Las especias de uso diario bajo el microscopio de los laboratorios
Para esta investigación, la asociación de consumidores analizó cuarenta referencias de especias comunes adquiridas en supermercados. Entre ellas, pimienta negra molida, curry, canela y hierbas provenzales. Cada muestra fue analizada según criterios precisos, que abarcan desde la calidad aromática hasta la presencia de residuos de pesticidas, pasando por la búsqueda de contaminantes y el examen de la composición real de las mezclas.
Los resultados fueron más que sorprendentes. Más de la mitad de los productos probados contenían al menos un pesticida detectable, algunos incluso prohibidos en la Unión Europea. Algunas referencias acumulaban hasta cinco sustancias diferentes. Un hallazgo preocupante, considerando que se trata de ingredientes que se utilizan casi a diario, a menudo sin moderación, y que se perciben como inofensivos.
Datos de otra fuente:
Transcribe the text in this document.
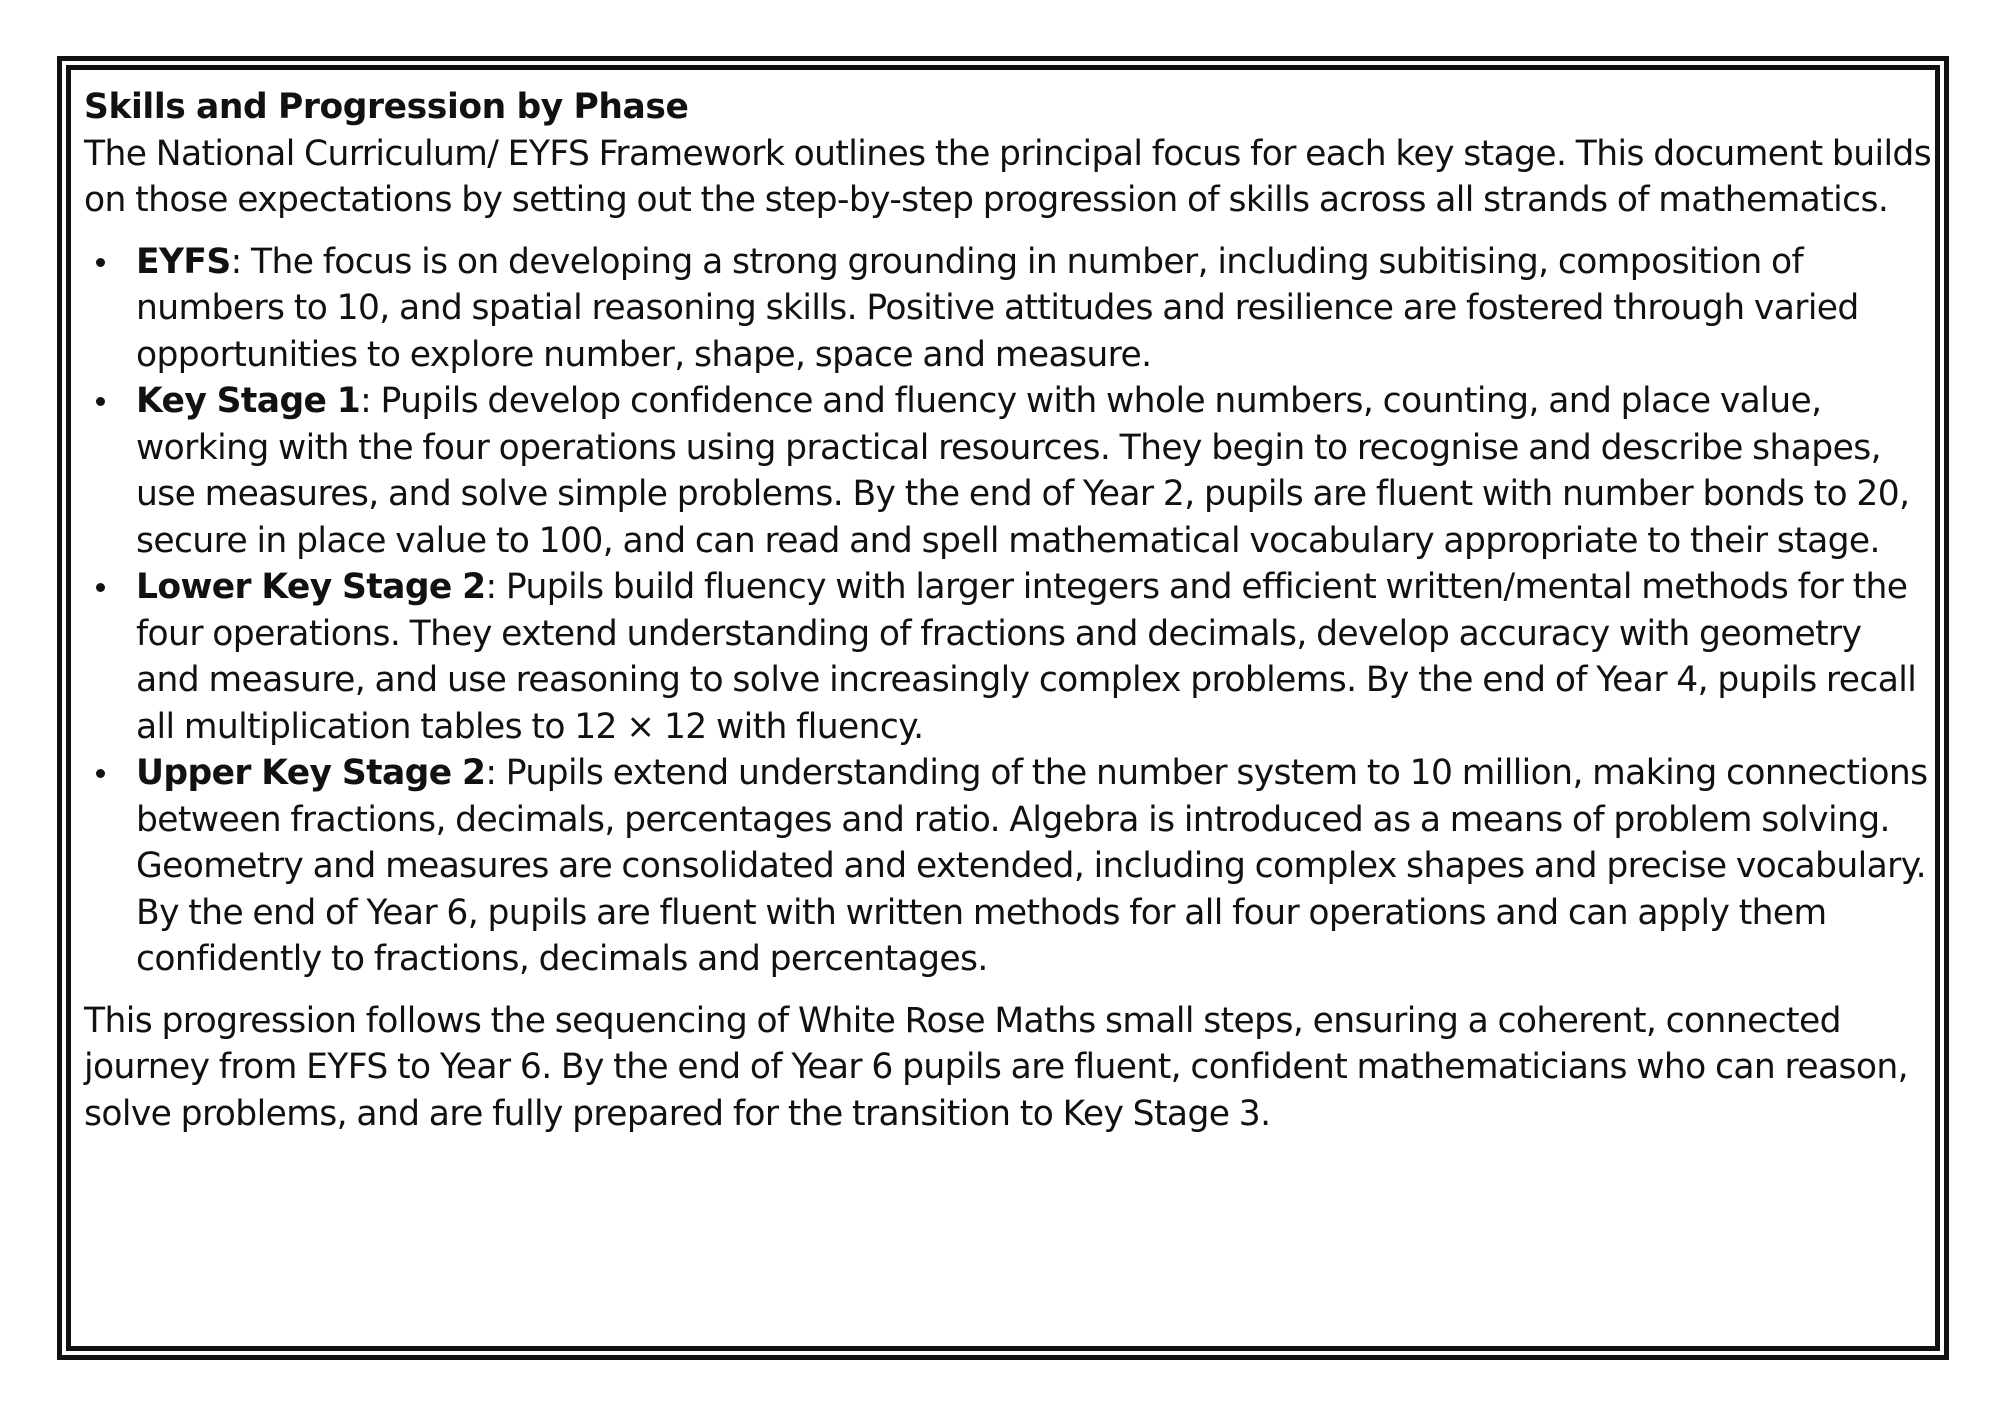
Skills and Progression by Phase

The National Curriculum/ EYFS Framework outlines the principal focus for each key stage. This document builds on those expectations by setting out the step-by-step progression of skills across all strands of mathematics.

EYFS: The focus is on developing a strong grounding in number, including subitising, composition of numbers to 10, and spatial reasoning skills. Positive attitudes and resilience are fostered through varied opportunities to explore number, shape, space and measure.
Key Stage 1: Pupils develop confidence and fluency with whole numbers, counting, and place value, working with the four operations using practical resources. They begin to recognise and describe shapes, use measures, and solve simple problems. By the end of Year 2, pupils are fluent with number bonds to 20, secure in place value to 100, and can read and spell mathematical vocabulary appropriate to their stage.
Lower Key Stage 2: Pupils build fluency with larger integers and efficient written/mental methods for the four operations. They extend understanding of fractions and decimals, develop accuracy with geometry and measure, and use reasoning to solve increasingly complex problems. By the end of Year 4, pupils recall all multiplication tables to 12 × 12 with fluency.
Upper Key Stage 2: Pupils extend understanding of the number system to 10 million, making connections between fractions, decimals, percentages and ratio. Algebra is introduced as a means of problem solving. Geometry and measures are consolidated and extended, including complex shapes and precise vocabulary. By the end of Year 6, pupils are fluent with written methods for all four operations and can apply them confidently to fractions, decimals and percentages.

This progression follows the sequencing of White Rose Maths small steps, ensuring a coherent, connected journey from EYFS to Year 6. By the end of Year 6 pupils are fluent, confident mathematicians who can reason, solve problems, and are fully prepared for the transition to Key Stage 3.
¿Qué especias están más contaminadas?
Según la investigación, las hierbas provenzales son las más expuestas. Varios tarros muestran hasta siete residuos de pesticidas, incluyendo imidacloprid y tiametoxam, dos moléculas ahora prohibidas en Europa. La pimienta negra molida tampoco se queda atrás, con cerca de dos tercios de las referencias presentando contaminación química variable.
Los análisis también revelan la presencia de fragmentos de insectos, pelos de roedores, así como partículas de plástico o metal en algunas especias. Las cantidades son pequeñas, pero la información es impactante. La canela es la excepción, mostrando una ausencia casi total de residuos químicos, lo que la convierte en uno de los productos más seguros del panel.
Estas especias de supermercado que destacan según 60 Millions de Consommateurs
A pesar de esto, algunas referencias, ricas en aromas, sin pesticidas y con una excelente composición, convencieron a los expertos. Todas se venden a menos de cinco euros el tarro. Las mejores especias de la comparativa son: hierbas provenzales Cook (bio), con una puntuación de 15,2/20, 1,17 € por 20 g, pimienta negra molida Sainte Lucie bio Origines Saveurs, 16,5/20, 2,75 € por 45 g, canela Albert Ménès, 18,2/20, 3,80 € por 55 g, y finalmente, curry dulce Biodyssée, 18,3/20, 2 € por 30 g.
Frente al estante (a menudo muy cargado) de especias, algunos consejos pueden ayudar a elegir. El etiquetado ecológico reduce significativamente los riesgos de residuos, aunque no garantiza la ausencia total de contaminantes. La lista de ingredientes debe ser corta y legible, sin almidón como primer componente. En el caso de las hierbas provenzales, el origen geográfico merece atención, ya que muchos productos se importan a pesar de evocar el sur de Francia. En cuanto a la pimienta, los especialistas recomiendan optar por los granos enteros para moler en casa, ya que conservan mejor sus aromas y evitan las mezclas de calidad inferior.